Le 3e vers me conforte dans l’idée que nous sommes davantage en présence d’un « chant de marins » que d’un « chant de mariage » et, contrairement à ce que l’on pourrait penser, la mention du bateau n’est pas particulièrement significative pour abonder dans ce sens. En fait, ce 3ème vers exprime clairement l’espoir d’une escale longue et prometteuse en plaisirs, et porte l’idée selon laquelle le marin n’a qu’une hâte : arriver à l’escale et profiter de la vie à terre, notamment en compagnie de filles qui, d’une certaine manière, avaient fait leur métier – bon gré, mal gré, et plutôt mal gré… - de distraire les matelots.

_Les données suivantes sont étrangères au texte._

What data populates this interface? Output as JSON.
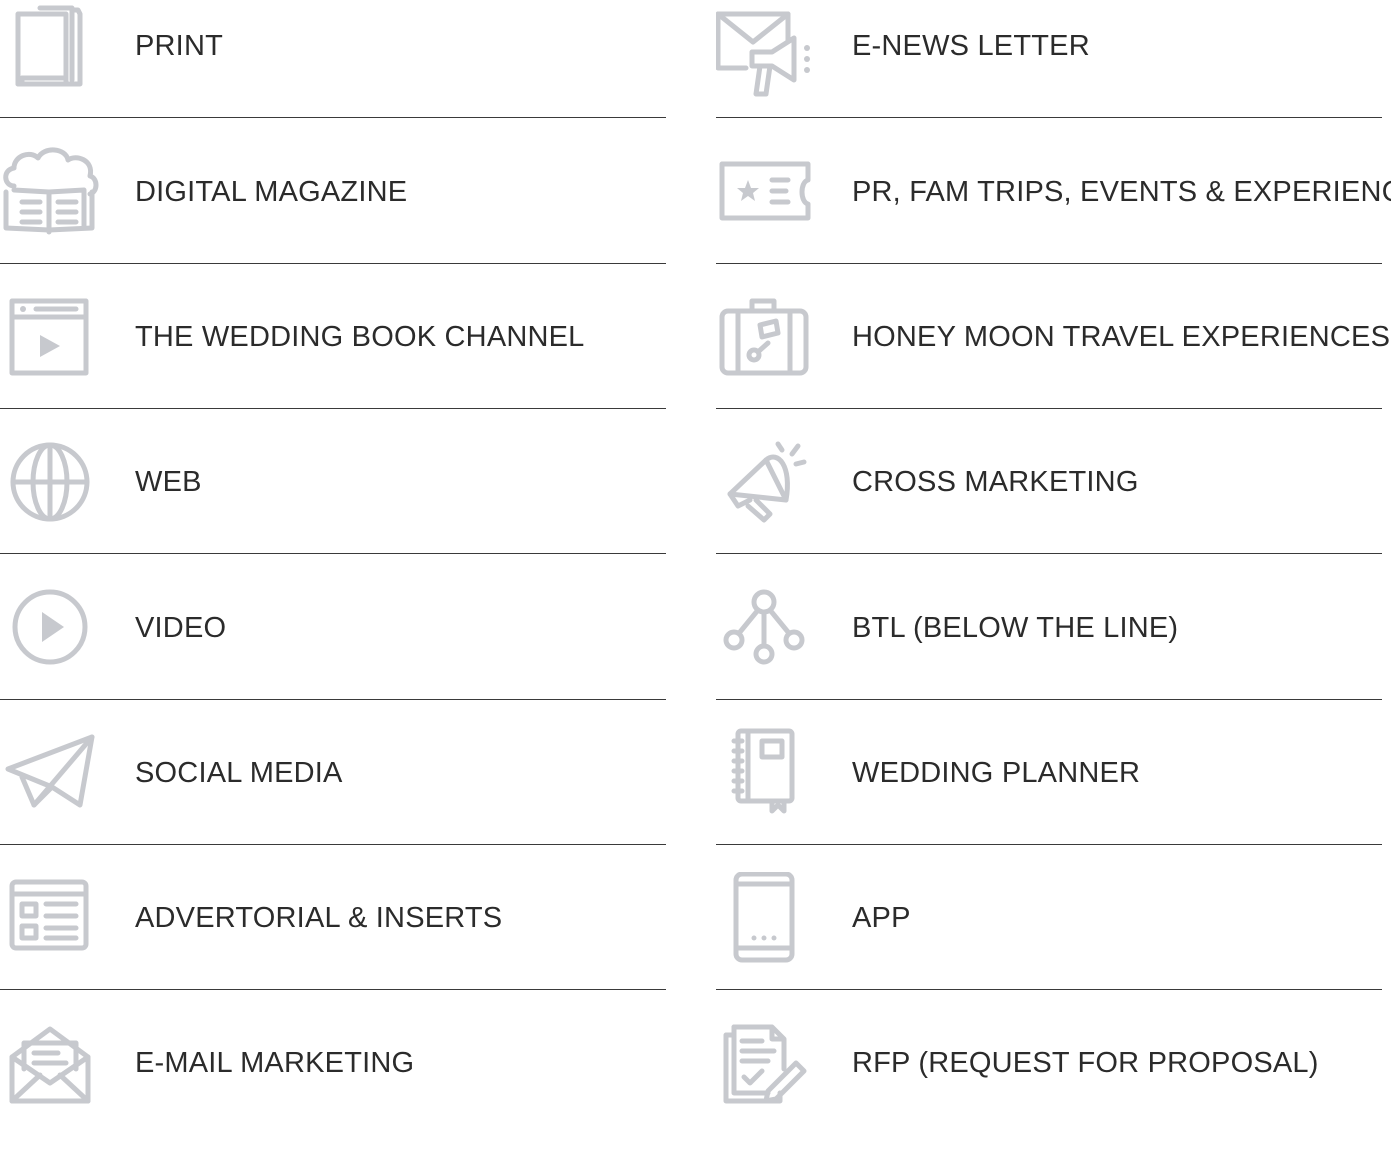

Pour conclure, on peut aussi rappeler que nombre de chants à la marche ont été adaptés par les marins pour soutenir certaines manœuvres, comme celle de virer au cabestan. Il n’est donc pas interdit de penser, ou d’imaginer, que ce chant ait eu plusieurs fonctionnalités.
Hugo Aribart
Dastum 44
2020
Y’a plus qu’dix filles à Nantes, joli bateau
Joli bateau qui mène et qui ramène
Plaisir charmant durera-t-il longtemps
Y’a plus qu’neuf filles à Nantes…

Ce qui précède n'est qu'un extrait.